Maré revista (2021)
ArteArtes Visuais

Sujar de tinta: Mulambö e a arte de mergulhar no cotidiano

Vermelho, amarelo, preto e branco são as cores que predominam na produção de Mulambö (1995), jovem artista carioca, nascido e criado entre a Praia da Vila de Saquarema e São Gonçalo. “Nasci João e cresci Mulambö”, conta. A referência do nome artístico vem dos tempos de criança, quando passava o dia inteiro na rua, jogando bola e brincando. Ao voltar para casa todo sujo, ouvia da mãe que estava todo esmolambado. “Quando eu comecei com a produção que tenho hoje em dia e entendi o que eu estava fazendo e o que eu queria dizer, reassumi esse nome por justamente querer estar sujo de tinta, sujo por estar fazendo os trabalhos da mesma maneira que ficava quando brincava, com a mesma vivacidade, vontade e leveza”, afirma.

Seleção (2019)

Mulambö acerta na escolha de palavras: trabalhando sobre diferentes suportes e com técnicas diversas, suas obras pulsam uma energia vivaz, uma singularidade que se apresenta no tom de ironia, metáfora e certo humor que perpassa sua produção. Porém, sua obra não é feita apenas de prazer; pelo contrário, o resultado rapidamente se transforma pelas questões sociais, políticas e culturais que estão ali traduzidas através da arte.

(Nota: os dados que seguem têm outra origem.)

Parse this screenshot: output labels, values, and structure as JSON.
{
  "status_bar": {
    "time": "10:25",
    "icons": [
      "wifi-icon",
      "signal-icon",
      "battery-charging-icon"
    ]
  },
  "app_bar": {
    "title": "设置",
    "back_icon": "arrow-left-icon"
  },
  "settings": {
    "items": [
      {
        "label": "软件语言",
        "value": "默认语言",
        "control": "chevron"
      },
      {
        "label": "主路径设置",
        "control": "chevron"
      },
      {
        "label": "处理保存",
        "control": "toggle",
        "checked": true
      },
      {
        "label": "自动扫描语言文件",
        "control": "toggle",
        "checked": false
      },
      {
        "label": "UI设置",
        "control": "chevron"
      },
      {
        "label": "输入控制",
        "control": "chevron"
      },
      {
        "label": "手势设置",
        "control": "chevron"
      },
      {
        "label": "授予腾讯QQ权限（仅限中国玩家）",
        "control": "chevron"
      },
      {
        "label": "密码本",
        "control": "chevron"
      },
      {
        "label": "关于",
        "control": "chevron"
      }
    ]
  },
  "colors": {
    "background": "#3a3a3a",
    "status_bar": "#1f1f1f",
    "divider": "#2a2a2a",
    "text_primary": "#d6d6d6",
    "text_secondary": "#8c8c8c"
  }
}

Desigualdade social, racismo, corpo negro, marginalização, pobreza, discriminação, estratificação social são temas imprescindíveis que conformam o universo de sua poética. Ele retrata a realidade em que cresceu – sua, da família, dos amigos, dos seus pares e de sua cidade. É aqui que as cores utilizadas pelo artista ganham evidência: “As minhas cores surgem da ideia de placa de informação, placa de trânsito e, principalmente, da placa de ‘Perigo Correnteza’ que vemos nas praias. O que procuro com essas cores é um sentimento de urgência, de que preciso falar o que falo, como nessas placas, porque é uma informação que precisa ser captada de primeira. E é isso que quero para o meu trabalho, porque não temos mais tempo a perder, nossas histórias precisam ser ouvidas”. 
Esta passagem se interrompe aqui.